Electrical inspection checklist

Electrical hazards can cause fires in the home. A slight spark near any combustible object can immediately create flames. Therefore, it is important that you review all the electrical aspects of your home. Sometimes a professional inspector is required for new constructions or renting properties on new tenants. However, if you want to do a home electrical inspection for your own safety, then it is possible.

Power suppliers

Check outlets for missing, damaged or loose parts such as screws or metal frame parts. Loose or damaged parts can cause sparks, which can be a fire hazard. Have to remove the covers, or covers, to expose the parts of the power outlet. Make sure that all unused outputs have faceplates. Faceplates can block some sparks and prevent children from having access to the parts and holes in the outlet.


To avoid wear and tear, make sure that no power cord sets through a high traffic area such as under carpets or door floors. Make sure that no cable is broken or frayed. The rubber insulation must be intact on all cables. Make sure that the cables are not secured in place by something that is punched like staples.

Fuses and circuit breakers

Fit the fuses correctly with the rating for the corresponding circuit. Label fuses and circuits to avoid any confusion. A professional electrician can do it if necessary. Everyone living in the home should know the location of the main circuit breaker box; well, if you need to cut a room or the entire house, everyone knows how to do it.

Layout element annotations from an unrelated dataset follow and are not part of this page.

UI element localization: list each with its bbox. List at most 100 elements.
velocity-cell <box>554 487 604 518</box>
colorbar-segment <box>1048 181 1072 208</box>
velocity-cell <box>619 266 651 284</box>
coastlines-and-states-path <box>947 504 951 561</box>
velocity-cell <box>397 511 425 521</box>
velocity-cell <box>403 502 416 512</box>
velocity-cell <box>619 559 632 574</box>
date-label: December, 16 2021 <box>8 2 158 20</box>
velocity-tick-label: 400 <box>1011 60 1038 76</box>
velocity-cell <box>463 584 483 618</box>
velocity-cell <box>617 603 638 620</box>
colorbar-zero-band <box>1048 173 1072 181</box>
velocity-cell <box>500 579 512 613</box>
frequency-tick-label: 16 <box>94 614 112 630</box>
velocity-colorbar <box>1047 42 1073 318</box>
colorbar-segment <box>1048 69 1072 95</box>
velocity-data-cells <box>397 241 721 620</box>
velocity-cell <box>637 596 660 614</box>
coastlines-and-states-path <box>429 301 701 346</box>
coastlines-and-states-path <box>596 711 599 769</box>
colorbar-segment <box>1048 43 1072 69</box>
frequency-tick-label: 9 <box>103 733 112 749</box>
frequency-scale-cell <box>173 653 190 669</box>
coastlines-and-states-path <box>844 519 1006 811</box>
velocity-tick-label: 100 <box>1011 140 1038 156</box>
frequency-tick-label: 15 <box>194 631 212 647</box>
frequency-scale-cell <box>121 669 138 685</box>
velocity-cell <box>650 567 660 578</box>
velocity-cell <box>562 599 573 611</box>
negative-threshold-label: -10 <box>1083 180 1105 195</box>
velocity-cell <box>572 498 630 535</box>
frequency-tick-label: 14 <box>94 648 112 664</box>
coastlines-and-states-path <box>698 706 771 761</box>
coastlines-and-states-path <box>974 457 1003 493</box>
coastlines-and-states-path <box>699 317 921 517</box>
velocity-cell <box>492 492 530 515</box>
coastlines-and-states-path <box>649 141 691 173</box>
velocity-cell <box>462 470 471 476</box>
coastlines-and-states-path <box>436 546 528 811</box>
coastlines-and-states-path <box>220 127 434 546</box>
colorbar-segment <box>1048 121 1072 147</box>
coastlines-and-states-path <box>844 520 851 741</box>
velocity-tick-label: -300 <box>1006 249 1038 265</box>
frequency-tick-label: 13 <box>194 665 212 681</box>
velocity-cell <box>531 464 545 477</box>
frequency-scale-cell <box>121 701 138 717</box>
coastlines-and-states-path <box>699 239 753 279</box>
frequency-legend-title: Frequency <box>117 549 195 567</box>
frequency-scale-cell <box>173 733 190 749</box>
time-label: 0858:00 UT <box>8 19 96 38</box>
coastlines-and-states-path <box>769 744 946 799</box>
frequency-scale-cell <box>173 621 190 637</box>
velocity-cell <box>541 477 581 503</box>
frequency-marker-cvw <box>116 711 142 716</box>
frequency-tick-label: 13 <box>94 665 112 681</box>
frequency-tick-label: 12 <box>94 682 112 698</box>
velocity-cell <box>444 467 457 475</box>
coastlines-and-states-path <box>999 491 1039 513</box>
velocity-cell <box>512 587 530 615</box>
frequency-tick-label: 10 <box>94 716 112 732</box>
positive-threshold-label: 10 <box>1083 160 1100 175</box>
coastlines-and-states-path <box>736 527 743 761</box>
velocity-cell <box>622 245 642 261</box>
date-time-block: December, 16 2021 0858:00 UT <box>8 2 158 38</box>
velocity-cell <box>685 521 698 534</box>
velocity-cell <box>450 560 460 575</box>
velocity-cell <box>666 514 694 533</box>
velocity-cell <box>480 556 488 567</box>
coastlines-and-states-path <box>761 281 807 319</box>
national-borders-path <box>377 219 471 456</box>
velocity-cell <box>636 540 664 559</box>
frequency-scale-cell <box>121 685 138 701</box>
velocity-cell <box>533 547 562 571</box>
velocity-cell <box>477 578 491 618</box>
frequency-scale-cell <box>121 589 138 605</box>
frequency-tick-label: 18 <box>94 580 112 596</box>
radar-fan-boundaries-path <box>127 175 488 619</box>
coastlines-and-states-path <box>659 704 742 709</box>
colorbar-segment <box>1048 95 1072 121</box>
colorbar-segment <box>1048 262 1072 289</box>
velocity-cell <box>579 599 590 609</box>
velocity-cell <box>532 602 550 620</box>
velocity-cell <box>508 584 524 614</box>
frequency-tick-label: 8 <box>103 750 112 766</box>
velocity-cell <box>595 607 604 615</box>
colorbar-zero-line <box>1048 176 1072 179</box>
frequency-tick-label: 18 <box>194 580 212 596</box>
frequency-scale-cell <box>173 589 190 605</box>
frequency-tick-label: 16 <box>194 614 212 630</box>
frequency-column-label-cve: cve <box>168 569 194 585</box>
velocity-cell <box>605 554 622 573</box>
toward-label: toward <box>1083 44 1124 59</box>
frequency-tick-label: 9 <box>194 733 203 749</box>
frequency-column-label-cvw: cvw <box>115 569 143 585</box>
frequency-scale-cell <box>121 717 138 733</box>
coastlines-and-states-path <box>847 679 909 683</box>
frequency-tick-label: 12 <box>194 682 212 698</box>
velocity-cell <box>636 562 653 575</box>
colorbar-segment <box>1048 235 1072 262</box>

Place bulbs correctly to a lamp or other lighting fixture. A light bulb with too high power for the accessory may overheat and cause a fire. Loose bulbs may also overheat and become a fire hazard. Change bulbs that are too much energy to their corresponding accessory and squeeze loose bulbs in their basins.

Earth fault circuit breakers

Install ground fault circuit breakers (GFCI) at each outlet or in the circuit breaker box. GFCI can prevent electric shock by interrupting the flow of electricity if it detects a leak in the current. This may stop electricity from reaching a person who comes in contact with a malfunction of the electrical switch or plug.

Plug connections

Make sure that each plug on the end of a wire fits as much as possible. Do not overload the outlets with several plugs. The lower round tooth is a grounding, and must remain in the pin intact. Removing the grounding prong can lead to electric shock and fire, causing shock when used in a three-prong outlet. Do not overload plugs into sockets that are too small or do not contain the corresponding number.